Doing the Work

Faculty Research

Sameena Azhar Wins 2021 Feminist Scholarship Award


Congratulations to Assistant Professor Sameena Azhar, Ph.D., who was recently awarded the 2021 Distinguished Feminist Scholarship and Praxis in Social Work Award from Affilia: Feminist Inquiry in Social Work! Professor Azhar earned the award for her article ‘You’re So Exotic Looking:’ An Intersectional Analysis of Asian and Pacific Islander Stereotypes.

The article, which was also featured in The Washington Post, “applies critical race theory’s concept of intersectionality to analyze the experiences of discrimination among Asian Americans and Pacific Islanders (APIs) in the United States, across race, gender, and sexuality.”

Azhar and her colleagues collected tweets from Oct. 2016 through Dec. 2017 using the hashtag #thisis2016. The data (over 3,000 tweets) was then coded by four members of the research team — all of whom identified as Asian American female social workers.

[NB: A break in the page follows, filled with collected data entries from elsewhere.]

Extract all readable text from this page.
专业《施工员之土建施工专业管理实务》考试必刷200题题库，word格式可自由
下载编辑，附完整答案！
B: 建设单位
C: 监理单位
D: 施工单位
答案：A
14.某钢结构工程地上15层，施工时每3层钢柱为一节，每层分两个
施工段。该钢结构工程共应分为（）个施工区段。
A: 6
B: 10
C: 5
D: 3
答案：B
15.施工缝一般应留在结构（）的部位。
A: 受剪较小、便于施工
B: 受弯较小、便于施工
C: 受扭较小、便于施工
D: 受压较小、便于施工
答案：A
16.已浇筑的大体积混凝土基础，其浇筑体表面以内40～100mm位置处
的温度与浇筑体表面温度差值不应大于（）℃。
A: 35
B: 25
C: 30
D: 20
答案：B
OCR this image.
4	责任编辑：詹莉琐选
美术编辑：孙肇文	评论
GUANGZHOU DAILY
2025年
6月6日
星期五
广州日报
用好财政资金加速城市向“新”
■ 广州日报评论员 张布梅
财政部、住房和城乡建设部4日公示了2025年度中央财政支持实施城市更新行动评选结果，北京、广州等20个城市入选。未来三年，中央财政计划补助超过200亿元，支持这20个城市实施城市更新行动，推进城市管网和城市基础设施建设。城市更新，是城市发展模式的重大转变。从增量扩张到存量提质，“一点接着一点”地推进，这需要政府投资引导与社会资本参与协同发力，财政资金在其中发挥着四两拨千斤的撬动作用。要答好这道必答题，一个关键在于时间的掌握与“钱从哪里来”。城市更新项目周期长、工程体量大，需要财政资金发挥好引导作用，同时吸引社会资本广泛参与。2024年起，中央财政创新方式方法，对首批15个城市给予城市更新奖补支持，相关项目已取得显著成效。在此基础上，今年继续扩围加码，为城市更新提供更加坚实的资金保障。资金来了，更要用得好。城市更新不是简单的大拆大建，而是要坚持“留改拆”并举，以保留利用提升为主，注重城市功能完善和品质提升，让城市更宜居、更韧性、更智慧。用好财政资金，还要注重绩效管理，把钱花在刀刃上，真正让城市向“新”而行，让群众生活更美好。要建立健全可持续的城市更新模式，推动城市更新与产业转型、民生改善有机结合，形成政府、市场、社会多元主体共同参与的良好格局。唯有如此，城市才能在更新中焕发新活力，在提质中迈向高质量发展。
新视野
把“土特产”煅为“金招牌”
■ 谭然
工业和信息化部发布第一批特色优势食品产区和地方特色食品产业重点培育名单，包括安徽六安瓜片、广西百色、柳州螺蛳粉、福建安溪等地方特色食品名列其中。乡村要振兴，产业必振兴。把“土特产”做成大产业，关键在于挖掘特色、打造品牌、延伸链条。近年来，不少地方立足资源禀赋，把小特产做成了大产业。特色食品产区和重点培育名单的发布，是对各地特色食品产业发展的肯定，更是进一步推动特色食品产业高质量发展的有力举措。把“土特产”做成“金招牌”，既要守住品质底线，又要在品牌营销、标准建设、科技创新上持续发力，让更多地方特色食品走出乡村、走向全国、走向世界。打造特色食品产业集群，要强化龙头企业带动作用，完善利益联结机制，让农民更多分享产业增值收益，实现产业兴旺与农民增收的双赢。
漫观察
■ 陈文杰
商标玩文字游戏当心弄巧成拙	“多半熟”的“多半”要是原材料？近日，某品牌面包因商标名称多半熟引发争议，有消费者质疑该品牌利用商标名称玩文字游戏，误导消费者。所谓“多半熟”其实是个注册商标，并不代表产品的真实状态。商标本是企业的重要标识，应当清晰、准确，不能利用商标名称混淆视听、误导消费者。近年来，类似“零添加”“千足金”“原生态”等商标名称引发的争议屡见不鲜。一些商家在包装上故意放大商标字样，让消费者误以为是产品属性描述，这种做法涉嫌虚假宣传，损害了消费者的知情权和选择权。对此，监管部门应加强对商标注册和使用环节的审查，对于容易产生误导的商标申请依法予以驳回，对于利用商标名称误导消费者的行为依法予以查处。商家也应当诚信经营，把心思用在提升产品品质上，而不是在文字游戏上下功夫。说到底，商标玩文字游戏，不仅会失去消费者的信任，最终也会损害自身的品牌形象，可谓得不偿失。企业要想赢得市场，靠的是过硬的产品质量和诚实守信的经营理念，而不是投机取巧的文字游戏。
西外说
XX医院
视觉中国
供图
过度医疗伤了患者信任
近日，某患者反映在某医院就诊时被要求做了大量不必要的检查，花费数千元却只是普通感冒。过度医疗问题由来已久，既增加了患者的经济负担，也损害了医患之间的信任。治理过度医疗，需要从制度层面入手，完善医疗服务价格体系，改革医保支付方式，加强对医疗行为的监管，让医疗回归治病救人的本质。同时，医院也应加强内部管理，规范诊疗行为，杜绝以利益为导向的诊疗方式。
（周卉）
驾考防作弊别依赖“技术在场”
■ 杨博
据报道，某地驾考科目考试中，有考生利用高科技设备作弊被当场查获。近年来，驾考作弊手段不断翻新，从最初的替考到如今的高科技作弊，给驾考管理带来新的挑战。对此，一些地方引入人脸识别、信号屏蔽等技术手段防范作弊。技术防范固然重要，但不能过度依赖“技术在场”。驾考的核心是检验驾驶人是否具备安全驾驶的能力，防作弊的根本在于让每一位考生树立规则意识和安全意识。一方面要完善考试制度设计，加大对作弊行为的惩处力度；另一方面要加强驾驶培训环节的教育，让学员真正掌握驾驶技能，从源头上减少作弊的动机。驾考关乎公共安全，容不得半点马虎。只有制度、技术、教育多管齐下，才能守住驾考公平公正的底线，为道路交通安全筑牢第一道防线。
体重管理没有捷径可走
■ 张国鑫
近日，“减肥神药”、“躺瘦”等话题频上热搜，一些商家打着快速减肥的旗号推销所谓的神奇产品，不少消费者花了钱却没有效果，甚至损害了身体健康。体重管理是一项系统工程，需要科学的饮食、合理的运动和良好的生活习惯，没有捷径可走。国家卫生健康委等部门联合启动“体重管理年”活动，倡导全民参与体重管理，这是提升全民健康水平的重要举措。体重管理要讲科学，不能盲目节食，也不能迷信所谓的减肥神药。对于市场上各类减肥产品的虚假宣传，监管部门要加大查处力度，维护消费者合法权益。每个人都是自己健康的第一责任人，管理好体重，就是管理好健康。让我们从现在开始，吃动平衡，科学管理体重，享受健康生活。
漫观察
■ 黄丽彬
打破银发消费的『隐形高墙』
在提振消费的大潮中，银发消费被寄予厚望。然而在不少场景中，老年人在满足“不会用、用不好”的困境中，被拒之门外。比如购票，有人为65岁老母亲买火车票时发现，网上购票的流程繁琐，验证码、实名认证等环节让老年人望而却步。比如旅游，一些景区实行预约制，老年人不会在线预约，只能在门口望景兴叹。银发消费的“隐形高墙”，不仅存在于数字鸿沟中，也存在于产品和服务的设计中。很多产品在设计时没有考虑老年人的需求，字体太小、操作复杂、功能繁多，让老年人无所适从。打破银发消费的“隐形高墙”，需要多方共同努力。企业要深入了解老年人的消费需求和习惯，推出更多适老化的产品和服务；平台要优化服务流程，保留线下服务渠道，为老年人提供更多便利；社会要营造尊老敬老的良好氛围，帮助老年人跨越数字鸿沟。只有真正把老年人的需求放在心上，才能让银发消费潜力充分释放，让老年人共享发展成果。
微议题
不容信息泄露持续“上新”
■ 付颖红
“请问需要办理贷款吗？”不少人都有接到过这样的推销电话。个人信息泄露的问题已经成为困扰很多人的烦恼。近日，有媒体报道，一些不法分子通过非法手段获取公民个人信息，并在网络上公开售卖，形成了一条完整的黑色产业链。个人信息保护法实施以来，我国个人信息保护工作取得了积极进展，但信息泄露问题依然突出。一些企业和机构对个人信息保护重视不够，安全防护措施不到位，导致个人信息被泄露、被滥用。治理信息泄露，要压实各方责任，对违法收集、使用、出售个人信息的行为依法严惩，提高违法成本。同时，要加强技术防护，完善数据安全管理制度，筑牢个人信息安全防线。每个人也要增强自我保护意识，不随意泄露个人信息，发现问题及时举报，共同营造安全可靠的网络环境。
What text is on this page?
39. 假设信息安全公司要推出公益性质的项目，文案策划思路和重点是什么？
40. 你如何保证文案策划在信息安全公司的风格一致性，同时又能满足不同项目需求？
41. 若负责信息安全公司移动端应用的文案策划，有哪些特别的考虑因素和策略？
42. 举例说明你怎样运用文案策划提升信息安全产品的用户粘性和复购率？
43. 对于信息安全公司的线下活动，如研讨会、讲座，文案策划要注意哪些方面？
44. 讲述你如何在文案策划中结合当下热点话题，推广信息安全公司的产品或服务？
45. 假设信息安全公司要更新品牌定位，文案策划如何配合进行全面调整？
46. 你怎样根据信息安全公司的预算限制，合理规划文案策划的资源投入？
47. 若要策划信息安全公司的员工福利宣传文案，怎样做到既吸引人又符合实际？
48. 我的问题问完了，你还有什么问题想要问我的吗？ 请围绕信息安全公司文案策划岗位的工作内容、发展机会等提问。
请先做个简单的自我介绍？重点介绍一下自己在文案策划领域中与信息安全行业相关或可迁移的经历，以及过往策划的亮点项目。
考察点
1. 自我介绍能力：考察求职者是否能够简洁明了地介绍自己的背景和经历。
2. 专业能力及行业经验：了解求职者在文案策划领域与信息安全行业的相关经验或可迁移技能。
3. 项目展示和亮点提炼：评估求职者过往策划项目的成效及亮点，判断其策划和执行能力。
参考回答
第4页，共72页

The results of Azhar’s article are written as follows:

“We identified six recurring themes regarding the intersecting positionalities of gender and sexuality for APIs: (1) API women are perceived to be exotic and are overtly sexualized, (2) API women are expected to be passive, (3) API men are perceived to be weak and asexual, (4) Both API men and women are the objects of racialized violence and sexual harassment, (5) Queer APIs have unique experiences of sexualized harassment and violence, and (6) APIs are the subjects of neocolonialist attitudes. In the passages below, we will explore these themes in greater detail, providing the tweets exactly as they appeared on social media, maintaining any spelling or grammatical errors or instances of racial or sexual slurs."

Headshot of Sameena Azhar



Sameena Azhar, Ph.D., is an Assistant Professor at the Graduate School of Social Service. She has 18 years of clinical and research experience in the fields of mental health, substance abuse and HIV. Her research has been funded through the Council on Social Work Education's Minority Fellowship Program, the University of Chicago's Center for the Study of Gender and Sexuality, the Foreign Language and Area Studies Fellowship (FLAS) in Urdu through the U.S. Department of Education, Ford Foundation, and the HIV and Drug Abuse Prevention Research Ethics Training Institute (RETI) at Fordham University.